Dos únicos recuerdos me dejas en las manos:
cicatrices de ayer que hoy descubro,
y el amor, castigo de Tántalo,
como un fruto prohibido
que no me está permitido alcanzar.


¿Por qué ya no me dejas beber de ti,
alimentarme de tus labios?
¿Por qué me obligas a esparcir mi deseo
entre esta rabia de cristales rotos
que me rasgan las entrañas?.


Pero así no matas al amor, mi amor.
Nos abandonas con el aliento en los labios,
expirando inagotablemente,
sin saber si algún día llegaremos
a vestir tu recuerdo de negro.
Sé que siempre será violeta.
Inmutable.


Me deslizo por tu cuerpo, sin tocarte
- la distancia es ahora un abismo cercano-
y siento como las hormigas de la esperanza
desandan sus pasos, escupen nuestras miguitas,
se esconden en una gruta bajo tierra
construida a golpes de impotencia.


Así, sin permiso para tocarte, súbita ciega
por palabras arrojadas como ácido sobre mis ojos,
que siguen buscando a los tuyos confundidos,
pero ahora para no mirarse. Prohibido mirarte.

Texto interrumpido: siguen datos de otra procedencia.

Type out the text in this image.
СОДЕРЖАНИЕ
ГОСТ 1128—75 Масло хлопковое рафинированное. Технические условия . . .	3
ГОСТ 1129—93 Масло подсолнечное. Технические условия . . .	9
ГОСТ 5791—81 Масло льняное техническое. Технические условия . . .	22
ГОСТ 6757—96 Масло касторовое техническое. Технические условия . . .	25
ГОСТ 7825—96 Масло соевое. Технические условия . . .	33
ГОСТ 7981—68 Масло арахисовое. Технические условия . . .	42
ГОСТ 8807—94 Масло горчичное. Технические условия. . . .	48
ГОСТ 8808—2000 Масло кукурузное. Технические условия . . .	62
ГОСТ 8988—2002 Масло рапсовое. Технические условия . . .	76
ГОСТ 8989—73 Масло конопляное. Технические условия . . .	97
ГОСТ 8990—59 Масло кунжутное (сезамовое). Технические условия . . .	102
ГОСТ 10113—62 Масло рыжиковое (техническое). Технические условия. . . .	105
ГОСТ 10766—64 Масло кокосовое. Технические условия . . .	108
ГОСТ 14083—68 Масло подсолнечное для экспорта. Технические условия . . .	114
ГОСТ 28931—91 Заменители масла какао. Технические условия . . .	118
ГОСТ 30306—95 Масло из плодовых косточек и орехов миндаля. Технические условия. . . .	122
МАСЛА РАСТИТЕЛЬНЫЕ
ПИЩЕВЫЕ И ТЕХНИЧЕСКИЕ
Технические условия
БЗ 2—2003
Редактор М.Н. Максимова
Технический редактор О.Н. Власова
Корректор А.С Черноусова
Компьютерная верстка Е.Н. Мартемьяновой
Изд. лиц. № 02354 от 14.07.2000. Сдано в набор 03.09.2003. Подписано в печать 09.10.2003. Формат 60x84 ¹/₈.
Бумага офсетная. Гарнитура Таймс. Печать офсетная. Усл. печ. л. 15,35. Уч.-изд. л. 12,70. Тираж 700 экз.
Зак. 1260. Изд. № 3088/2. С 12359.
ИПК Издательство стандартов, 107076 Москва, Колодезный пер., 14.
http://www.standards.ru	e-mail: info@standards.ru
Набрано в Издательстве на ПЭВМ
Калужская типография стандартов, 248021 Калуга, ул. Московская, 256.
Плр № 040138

Y si me deslizo por tu cuerpo tocándote,
corrompiendo tus fieles promesas,
ya no te siento respirar sobre mi pecho,
quizá porque dejé de ser tu aire, tu pulso,
tu ansia, porque he dejado de ser tu vida.


Mientras que tú, tan indiferente,
deslizándote en mí, rozándome cada llaga,
solamente vienes a destrozarme la garganta
con mariposas que revolotean moribundas,
recordándome mi fracaso ante ti, azotándome
el corazón con la fusta del pasado: "Te quería".
De nada sirve en mi presente, yo aún te quiero.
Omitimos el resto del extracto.